Quality sex education vital for combatting rape culture

Press Release – Youth Wellbeing

Youth Wellbeing Project to bring sex education programme to New Zealand in 2014 following Roast Busters case
15 November 2013

Quality sex education in schools vital for combatting rape culture

Youth Wellbeing Project to bring sex education programme to New Zealand in 2014 following “Roast Busters” case
An Australian sexologist who has authored a comprehensive sex education programme for teens says there is an urgent need for New Zealand schools to make quality sex education a mandatory part of schooling to address the culture of rape that is created by pornography-saturated messages prevalent in digital media.

Liz Walker is founder of Youth Wellbeing Project, which helps schools and communities around Australia openly discuss youth sexual behaviour. She believes a much stronger message needs to be sent to teenagers about sexual activity, respect, consent, boundaries and safety, and that this message should come from both schools and parents.

“Unless rape myths are confronted through a comprehensive approach to sexuality education, and young men and women are challenged to diffuse abusive situations, more stories similar to “Roast Busters” will surface,” says Ms Walker.

“Sadly, some teens have engaged in this behaviour for years, but digital media is compounding the effects on the young people involved.”

To address this issue, Ms Walker has created a sex education programme called GET A GRIP teenz which aims to assist parents and schools to partner together to talk about sex in a healthy way and address abusive sexual behaviour head on, helping prevent similar cases occurring.

“In my work as a sex educator, I’ve learned that teenagers want to hear what parents have to say about sex and will appreciate common sense advice that brings balance back into what’s become a pornography-dominated domain,” says Ms Walker.
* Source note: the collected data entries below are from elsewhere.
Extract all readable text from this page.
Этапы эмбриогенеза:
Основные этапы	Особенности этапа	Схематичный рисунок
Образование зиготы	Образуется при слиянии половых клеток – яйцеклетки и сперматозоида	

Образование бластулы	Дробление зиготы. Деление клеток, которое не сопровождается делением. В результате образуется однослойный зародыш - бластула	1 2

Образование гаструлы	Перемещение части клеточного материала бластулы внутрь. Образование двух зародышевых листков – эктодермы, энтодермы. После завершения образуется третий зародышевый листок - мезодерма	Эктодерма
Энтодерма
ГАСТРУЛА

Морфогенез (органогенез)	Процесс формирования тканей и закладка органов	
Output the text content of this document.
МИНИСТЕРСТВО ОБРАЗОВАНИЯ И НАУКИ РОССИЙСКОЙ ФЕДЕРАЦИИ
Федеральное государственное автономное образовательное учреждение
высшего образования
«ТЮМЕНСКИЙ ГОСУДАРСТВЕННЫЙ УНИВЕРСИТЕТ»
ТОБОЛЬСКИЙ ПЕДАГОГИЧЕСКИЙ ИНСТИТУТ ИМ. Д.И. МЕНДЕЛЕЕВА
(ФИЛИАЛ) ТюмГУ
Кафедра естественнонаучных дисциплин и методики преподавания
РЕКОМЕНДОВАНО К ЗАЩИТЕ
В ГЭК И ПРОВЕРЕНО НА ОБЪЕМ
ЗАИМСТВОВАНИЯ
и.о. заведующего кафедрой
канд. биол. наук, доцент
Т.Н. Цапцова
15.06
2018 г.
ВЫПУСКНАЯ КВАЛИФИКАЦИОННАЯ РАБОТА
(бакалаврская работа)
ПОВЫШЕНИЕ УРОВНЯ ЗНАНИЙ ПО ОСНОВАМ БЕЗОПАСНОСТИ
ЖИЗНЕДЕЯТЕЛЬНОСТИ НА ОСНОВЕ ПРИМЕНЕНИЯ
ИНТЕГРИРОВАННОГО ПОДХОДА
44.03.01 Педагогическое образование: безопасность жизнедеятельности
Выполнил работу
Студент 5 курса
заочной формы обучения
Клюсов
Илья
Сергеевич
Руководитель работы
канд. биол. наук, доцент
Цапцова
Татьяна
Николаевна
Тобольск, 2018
“Parents who don’t have these conversations are at risk of raising teens who are emotionally deficient and struggle with connection and meaningful relationships in the future.”

Ms Walker says young people who participate in the GET A GRIP teenz programme have an opportunity to unpack the devastating effects of rape, and discuss how to intervene, access support for victims, and understand the repercussions of these behaviours on perpetrators, victims and the wider community.
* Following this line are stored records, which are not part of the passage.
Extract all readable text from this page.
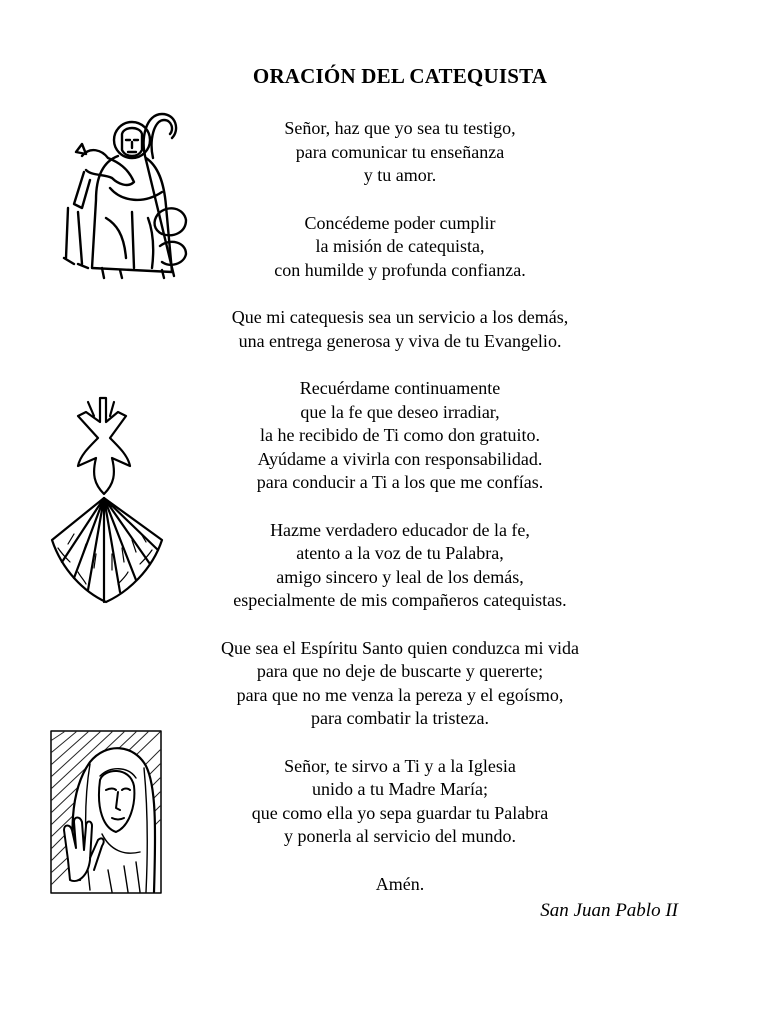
ORACIÓN DEL CATEQUISTA
Señor, haz que yo sea tu testigo,
para comunicar tu enseñanza
y tu amor.
Concédeme poder cumplir
la misión de catequista,
con humilde y profunda confianza.
Que mi catequesis sea un servicio a los demás,
una entrega generosa y viva de tu Evangelio.
Recuérdame continuamente
que la fe que deseo irradiar,
la he recibido de Ti como don gratuito.
Ayúdame a vivirla con responsabilidad.
para conducir a Ti a los que me confías.
Hazme verdadero educador de la fe,
atento a la voz de tu Palabra,
amigo sincero y leal de los demás,
especialmente de mis compañeros catequistas.
Que sea el Espíritu Santo quien conduzca mi vida
para que no deje de buscarte y quererte;
para que no me venza la pereza y el egoísmo,
para combatir la tristeza.
Señor, te sirvo a Ti y a la Iglesia
unido a tu Madre María;
que como ella yo sepa guardar tu Palabra
y ponerla al servicio del mundo.
Amén.
San Juan Pablo II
“If this type of situation is confronted, it creates an opportunity for alcohol-fuelled abuse to be tackled head on, space for empathy, and an expectation that sexual relationships should be enjoyable and meaningful as opposed to violating,” she says.
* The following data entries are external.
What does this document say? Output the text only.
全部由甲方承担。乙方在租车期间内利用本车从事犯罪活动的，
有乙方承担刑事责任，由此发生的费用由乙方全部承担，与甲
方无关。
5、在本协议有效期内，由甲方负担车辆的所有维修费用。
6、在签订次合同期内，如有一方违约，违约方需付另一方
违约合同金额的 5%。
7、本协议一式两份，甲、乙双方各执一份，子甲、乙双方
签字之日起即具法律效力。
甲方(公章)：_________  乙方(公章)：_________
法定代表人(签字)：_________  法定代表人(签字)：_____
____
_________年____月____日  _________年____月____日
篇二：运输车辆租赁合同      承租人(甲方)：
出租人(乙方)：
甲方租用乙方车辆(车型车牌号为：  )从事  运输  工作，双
An official launch of the GET A GRIP teenz programme in New Zealand is planned for 2014, however Ms Walker says that New Zealand schools who want to access the materials now can do so and receive online facilitator training for using the resources.

Ms Walker says exposure to pornography is adding further emotional risks for teenagers having sex.

“Our teens have been led by pornography-saturated messages to believe that sex is just sex. This framework for sexuality has many damaging aspects, including insecurity about the shape and size of body parts, confusing messages around pleasure, and a lack of understanding regarding the emotional aspects of sex and relationships.”

“Young guys are often surprised when their girlfriend doesn’t want to do the same as what they’ve viewed online, and young women who give into unrealistic expectations are left feeling violated and confused.”

“Extreme cases of sexual violence are one of the potential outcomes of young people accepting these messages. It is devastating to all involved and it’s the community’s responsibility to address this,” says Ms Walker.

The GET A GRIP teenz programme offers the following tips for teenagers facing potentially abusive situations:

• Be aware that alcohol can drastically change a situation. • Stick with friends who can look out for you. • Be aware of ‘internal warning signs’ such as feelings of unease, butterflies and sweaty palms, and be prepared to exit the situation. • Plan ahead for social activities and make sure you’ve got strategies in place to contact safe adults if you’re feeling unsafe, assisting to prevent sexual violence before it happens. • There’s no shame in seeking help – make sure you talk to someone who’s qualified to offer advice.